「で、そこに記述されるプロシージャの種類なんだけど、これも大きく分けると2つの種類に分かれる。
1つめは、今までずっと使ってきた"標準プロシージャ"。
VBEのF5キーやExcelの[マクロの実行]で実行できるプロシージャだよ。
そして2つめは、"イベントプロシージャ"。
これはF5キーや[マクロの実行]では実行できないプロシージャなんだ」
「えええ!?[マクロの実行]で実行できないんなら、どうやって実行したらいいんだい?」
驚いてたずねる星くんに、八木くんはフフンと笑います。
「星。プログラムはなにもユーザーが実行することで、いつも動作するわけではないんだ。

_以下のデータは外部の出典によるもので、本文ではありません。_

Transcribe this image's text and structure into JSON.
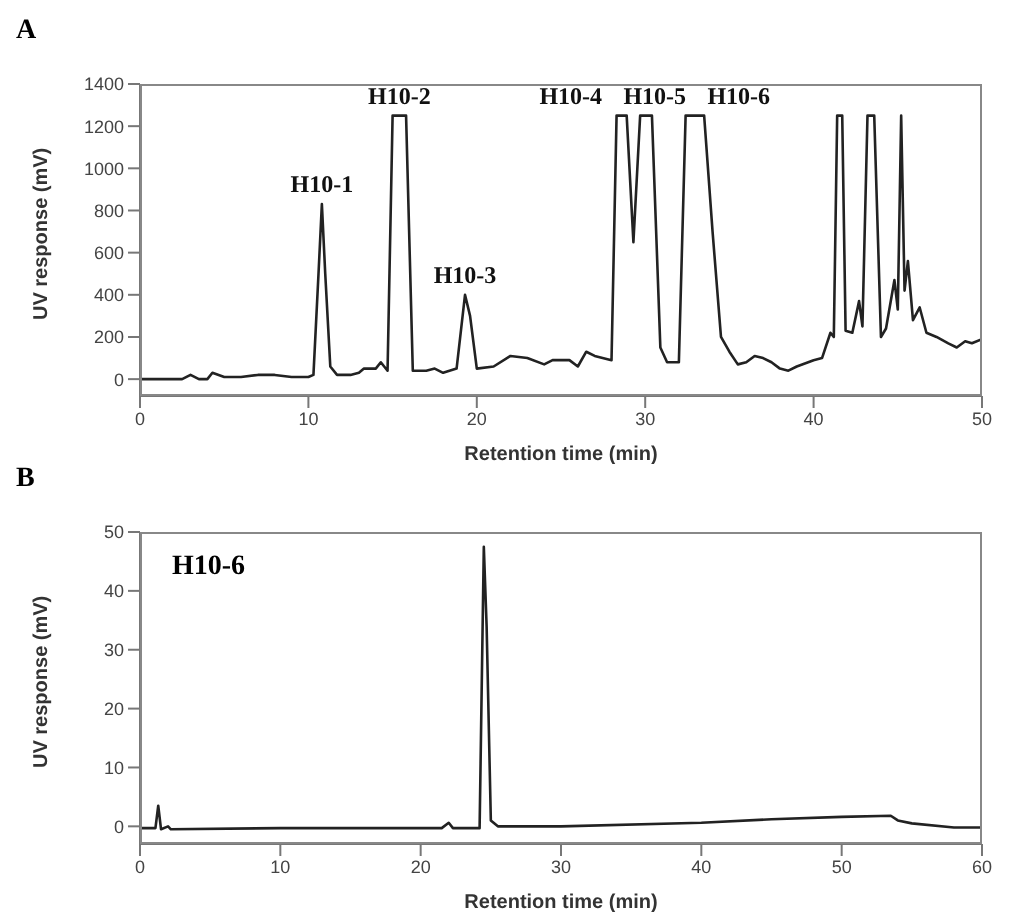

例えば数値を入力するテキストボックスに文字列を入力してプログラムに怒られた経験はないかい?」
「あああ…あるある! あと日付を入力するとき、変な日付を入力して"日付が正しくありません!"ってメッセージが出たこともあったよ」
「そう!それなんだ。
そのとき、ユーザーフォームの背後でテキストボックスの入力を監視するプログラムが実行されていたんだよ。
つまり、それこそが"イベントプロシージャ"なんだ。
イベントプロシージャは、ユーザーの操作で発生する様々なイベント、"フォームを開く"とか、"値を入力する"とか、"アプリケーションを終了する"とか… そういったときに、"ユーザーが正しく操作したかチェックする"とか、"次に起動するために必要な情報を収集する"とか…そういった処理を、裏でこっそり実行してるんだ」
星くんが、な~るほど!という顔をしました。
「そうか…それで、どんな状態でアプリを終了しても次に開くときは決められた設定で起動したり、
間違った選択をしたとき、親切にプログラムが教えてくれたりするんだね!」
「うん。これらの処理にイベントプロシージャは欠かせない。
もしイベントプロシージャがないと、値を入力したあと、"値の確認プロシージャ"をわざわざユーザーに実行させなきゃならないだろ?」
「そっか…。で、そのイベントプロシージャを使えるのが、
さっきいった"オブジェクトにくっついてるモジュール"ということでいいのかい?」
八木くんが目を見開きました。
「すばらしいぞ、星。全くその通りだ。おまえ本当にVBAのセンスがあるな…」
えへへ…と照れる星くんをよそに、八木くんがカタカタと図を作り始めました。